If you think otherwise, consider the lasting blowback Belkin got for buying fake reviews on Amazon Mechanical Turk. That happened a few years ago & I simply won't buy anything with their brand on it. For some folks a similar impact happens when reading the "Google caught company x spamming" articles in the NYT or WSJ.
That page I just linked to had hundreds of other links. And it is pointing at this page with nearly 1,000 inbound links.
How many millions of people saw some of those articles? The brand damage is more significant than it may seem at a glance!

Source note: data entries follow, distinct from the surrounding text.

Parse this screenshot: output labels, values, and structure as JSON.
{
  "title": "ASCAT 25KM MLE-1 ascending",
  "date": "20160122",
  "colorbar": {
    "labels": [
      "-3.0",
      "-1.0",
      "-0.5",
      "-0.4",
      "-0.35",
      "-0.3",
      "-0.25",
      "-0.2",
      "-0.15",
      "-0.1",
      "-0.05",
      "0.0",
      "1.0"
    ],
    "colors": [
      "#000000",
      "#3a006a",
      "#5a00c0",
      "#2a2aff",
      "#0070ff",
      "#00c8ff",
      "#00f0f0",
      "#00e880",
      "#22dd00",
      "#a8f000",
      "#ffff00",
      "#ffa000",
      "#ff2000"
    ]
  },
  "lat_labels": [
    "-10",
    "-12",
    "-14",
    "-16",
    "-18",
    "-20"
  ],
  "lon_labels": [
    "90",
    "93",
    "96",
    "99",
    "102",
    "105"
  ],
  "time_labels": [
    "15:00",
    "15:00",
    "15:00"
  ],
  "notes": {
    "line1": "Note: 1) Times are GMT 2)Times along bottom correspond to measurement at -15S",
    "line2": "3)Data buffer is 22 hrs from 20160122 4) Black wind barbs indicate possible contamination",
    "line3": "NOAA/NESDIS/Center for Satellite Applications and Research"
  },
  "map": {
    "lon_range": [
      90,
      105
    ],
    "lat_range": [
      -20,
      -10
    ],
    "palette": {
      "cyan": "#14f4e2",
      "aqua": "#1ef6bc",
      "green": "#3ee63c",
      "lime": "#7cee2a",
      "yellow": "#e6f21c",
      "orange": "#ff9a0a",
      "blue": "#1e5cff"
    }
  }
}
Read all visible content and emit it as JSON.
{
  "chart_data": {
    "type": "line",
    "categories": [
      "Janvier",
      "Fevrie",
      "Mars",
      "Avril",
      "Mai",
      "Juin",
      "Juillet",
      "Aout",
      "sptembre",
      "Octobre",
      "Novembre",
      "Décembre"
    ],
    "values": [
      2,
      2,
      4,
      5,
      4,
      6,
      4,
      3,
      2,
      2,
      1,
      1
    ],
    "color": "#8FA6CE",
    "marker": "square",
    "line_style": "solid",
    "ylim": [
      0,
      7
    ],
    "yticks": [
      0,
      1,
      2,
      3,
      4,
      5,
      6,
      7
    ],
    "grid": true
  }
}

You are covering one angle, the SEO angle. But as you know, Google has grown into much more than just a search engine. It is the new omnipotent company. They grew so big so fast, mostly because they had the momentum, and they promised to do no harm. We know it was all pure bs. But most of us are still in denial, especially those sitting on Google's shares. I'd be looking to sell in a not so distant future if I had any. Something tells me momentum could soon be shifting, or maybe not. But wait a moment... Who am I kidding? I'm typing this on my Nexus One. Let's be honest. Google knows everything about me, even when I'm jerking off. How can you defeat that?
Aaron is spot on when noting that major media sites are afraid to say anything bad about Google because they fear that G will "find" SOMETHING that is against their TOS and will ding them for it, even if the publisher had no idea that it was there!
8jef, I would BUY Google shares not sell. They are monetizing the hell out of local/mobile and that alone will contribute to consistent growth over the next 3-4 years!
There is a lot of special-interest pressure within every big organization that informs the public and all these big organizations defend their own interests. Sometimes, it seems unfair. It's unfair or normal depending on your viewpoint. There is nothing special about Google. In any case, it is nice to see your side of the story. I wouldn't be here if I did not find anything useful in this.
It is difficult to know every thing that's going on and I really appreciate to get the pieces from here and there.